Le cerveau consacre alors une partie importante de son énergie à surveiller son environnement, il devient moins disponible pour explorer, jouer et apprendre. On retrouve fréquemment ce phénomène chez les enfants vivant dans un climat familial conflictuel, imprévisible ou anxiogène, mais aussi chez ceux qui subissent une pression constante ou une surcharge de sollicitations.
Le cerveau a besoin de sécurité pour apprendre
Les recherches actuelles convergent vers une même idée : Le sentiment de sécurité constitue l’un des piliers des apprentissages.
Lorsqu’un enfant se sent en sécurité :
• il ose essayer ;
• il ose se tromper ;
• il pose des questions ;
• il prend des initiatives ;
• il mobilise davantage ses ressources cognitives.
À l’inverse, lorsqu’il craint constamment l’erreur, le jugement, l’échec ou l’insécurité, une partie de son énergie est détournée vers la gestion de cette menace.
Que peuvent faire les adultes ?
L’objectif n’est pas de supprimer toute forme de stress. Grandir implique nécessairement de rencontrer des défis, en revanche, les adultes peuvent aider l’enfant à développer un sentiment de sécurité suffisant. Par exemple :
• accueillir ses émotions ;
• valoriser les efforts plutôt que les résultats ;
• maintenir des routines stables ;
• éviter les humiliations ;
• favoriser un climat de confiance ;
• proposer des défis adaptés ;
• respecter les besoins de sommeil ;
• limiter les sursollicitations ;
• préserver des temps de repos ;
• aider l’enfant à comprendre ce qu’il ressent.
Ces attitudes permettent progressivement au cerveau de consacrer davantage d’énergie aux apprentissages.
À retenir
• Le stress est une réaction normale du cerveau face à une menace réelle ou perçue.
• Le cerveau ne distingue pas toujours un danger physique d’une menace émotionnelle ou sociale.

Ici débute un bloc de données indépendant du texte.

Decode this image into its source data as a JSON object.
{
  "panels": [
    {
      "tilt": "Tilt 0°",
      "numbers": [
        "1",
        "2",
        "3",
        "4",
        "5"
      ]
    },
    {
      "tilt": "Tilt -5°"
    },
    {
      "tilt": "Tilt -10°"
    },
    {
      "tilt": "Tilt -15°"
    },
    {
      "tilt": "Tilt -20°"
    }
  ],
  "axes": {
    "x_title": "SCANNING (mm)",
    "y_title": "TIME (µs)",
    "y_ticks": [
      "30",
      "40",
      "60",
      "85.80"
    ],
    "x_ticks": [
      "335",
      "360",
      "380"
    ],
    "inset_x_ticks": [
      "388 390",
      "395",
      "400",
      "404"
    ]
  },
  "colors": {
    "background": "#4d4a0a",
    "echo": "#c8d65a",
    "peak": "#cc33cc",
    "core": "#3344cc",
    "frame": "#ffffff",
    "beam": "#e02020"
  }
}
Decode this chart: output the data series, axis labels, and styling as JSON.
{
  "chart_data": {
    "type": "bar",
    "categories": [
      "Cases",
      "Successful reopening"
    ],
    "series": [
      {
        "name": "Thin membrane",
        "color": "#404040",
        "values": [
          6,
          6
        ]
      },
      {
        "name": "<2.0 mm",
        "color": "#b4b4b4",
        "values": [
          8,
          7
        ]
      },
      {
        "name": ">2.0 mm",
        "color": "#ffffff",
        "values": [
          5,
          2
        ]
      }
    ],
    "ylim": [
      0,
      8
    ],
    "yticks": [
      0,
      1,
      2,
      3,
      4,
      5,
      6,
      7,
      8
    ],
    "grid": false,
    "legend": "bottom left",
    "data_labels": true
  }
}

• Les difficultés scolaires ne sont qu’une des nombreuses sources possibles de stress.
• Les conflits familiaux, les traumatismes, le harcèlement, la surcharge cognitive ou l’insécurité affective peuvent également mobiliser fortement le cerveau.
• Lorsque le cerveau se sent en danger, il privilégie la survie plutôt que les apprentissages.
• Le stress peut perturber l’attention, la mémoire, la concentration et l’accès aux connaissances déjà apprises.
• Un enfant qui échoue sous l’effet du stress n’est pas forcément un enfant qui ne sait pas.
• Le sentiment de sécurité constitue l’un des piliers du développement et des apprentissages.
En conclusion
Lorsqu’un enfant semble perdre ses moyens, oublier ce qu’il sait ou ne pas réussir à montrer ses compétences, la question n’est pas toujours : « A-t-il suffisamment travaillé ? » Mais parfois : « Que porte-t-il actuellement sur ses épaules ? »
Car derrière une difficulté scolaire peut se cacher une inquiétude familiale.
Derrière une agitation peut se cacher un traumatisme, derrière un manque d’attention peut se cacher une surcharge cognitive. Les neurosciences nous rappellent une réalité fondamentale : Un cerveau inquiet cherche d’abord à survivre tandis qu’un cerveau rassuré peut enfin apprendre.